7 years
Why did it take so long? Is it now over? What proportion of the damages goes to the lawyers?
On Thursday, a jury in a federal court in Oakland, California, found call center biz [24]7.ai – as in, 24/7 – guilty of unfair competition and stealing trade secrets from chatbot maker LivePerson, awarding the company more than $30m in damages. The case was filed in 2014. In its complaint [PDF], LivePerson described how its …
7 years probably represents the time required to get the legal fees up to the value of the clients. With enough money at stake litigation can continue for centuries.
(SCO vs IBM started in 2003 and was dismissed in 2016. There was an appeal and AFAIK that is still in "progress". Can someone with a time machine check to see if it is still a thing in 2503?)
Perhaps LivePerson have technology I haven't encountered, but in my experience, all these automated systems basically return a response saying:
The answer to your question may be found buried in our website, or, if not, you'll have to trawl the internet for a customer services number that we no longer publish in case you actually ring it.
If that's your attitude to customer service, why would you waste money on systems that utterly fail to disguise it?
Well at least the curent chatbots somewhat react to input like "i will not type into chatbots and want a real person" by redirecting you to the next functionally identical chatbot.
Customer service is irrelevant, once the product has been sold. Look at googles widevine DRM, they explicitly refuse to do end customer support, reminds a bit of microsoft, doesn´t it ?
Those "help" sites are just the bare minimum to fake a kind of "customer support". As long as mandatory warranties and other enforced customer rights get eroded more and more, this tendency will continue to pollute the relationship to customers until once no warranties (either expressed or implied) are enforced by law, all those fake "support centres" will also shut down promptly.
Yup. eBay, Google, etc are all essentially uncontactable by customers.
Eg, PayPal cancelling Tor supporters:
https://www.eff.org/deeplinks/2021/06/paypal-shuts-down-long-time-tor-supporter-no-recourse
[24/7, it's claimed, maliciously disrupted LivePerson technology on the websites of customers, misrepresented data related to LivePerson's technology, services, and system performance to promote its own competing service, and "[injected] spyware into LivePerson’s databases, through unauthorized use of LivePerson’s copyrighted code, in order to gather information regarding the operation of LivePerson technology—presumably to reverse engineer LivePerson’s technology."
"Once 24/7’s live-interaction software has been installed on a website that also contains LivePerson’s technology, it appears that 24/7 improperly injects 'spyware' into LivePerson’s systems," the complaint states. "24/7’s spyware appears expressly designed to capture confidential and proprietary information and data regarding LivePerson’s technology and client relationships."]
I have my doubts that LivePerson's databases were breached as claimed. The unauthorized use of LivePerson's copyrighted code is also questionable but plausible. "Presumably to" weasel words alert! And "reverse engineer" is a valid legal means of deriving trade secrets, but should have been covered in the agreement specifically. It can also be hard to prove reverse engineering as a defense if one has access to said secrets. "Appears" twice mentioned in claims is also a weasel word.

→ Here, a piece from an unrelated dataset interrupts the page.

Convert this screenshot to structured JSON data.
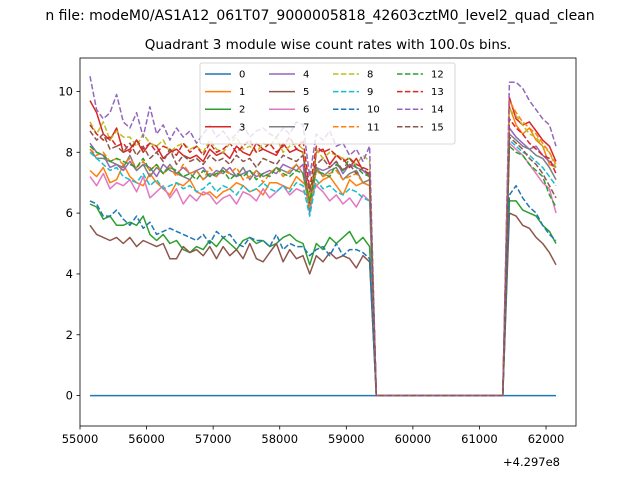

I think most of the implementation was using javascript. Javascript which runs in the web browser in the context of the website but hosted by other servers. Something called cross-site scripting which used to be considered a security issue. Web browsers have little to no sandboxing of javascript coming from the site's domain or other domains referenced from the site's domain. It is trivial to mess with javascript in a browser session when your javascript is executing in the same session. If LivePerson's trade secrets are represented by this javascript then there is essentially no protection of the trade secret. While the javascript itself may be protected by copyright the methods it embodies are not. Patent protection is better suited for that situation. Trade secrets rely upon confidentiality agreements prior to revealing them. But if the trade secret is being revealed to any web browser visiting the clients' sites, then confidentiality is questionable.
I know precedents in other cases went the other way for trade secrets in similar circumstances. I wonder if the court understood the technology well enough to make the decision. Or, did LivePerson's lawyers put on a good show while 24/7's dropped the ball.
"LivePerson provides online engagement technology, which takes the form of chatbots that corporate clients add to their websites to field questions, gather interaction data, and reduce customer support costs."
Sorry.... Well actually no I'm not sorry. It really pisses me off when outfits think a chatbot or any other sort of automated non-human "entity" is a substitute for a real live person.
Particularly when you try to get through to a person and all you get it that F**KING BOT!!!
If I want to "talk" to a non-human about a techinal or other issue, I'll talk to my cat. He's a billion more likely to respond with something useful.
"LivePerson provides online engagement technology, which takes the form of chatbots that corporate clients add to their websites to field questions, gather interaction data, and reduce customer support costs."
Or, to be more precise, just trim 'er support costs' off the end.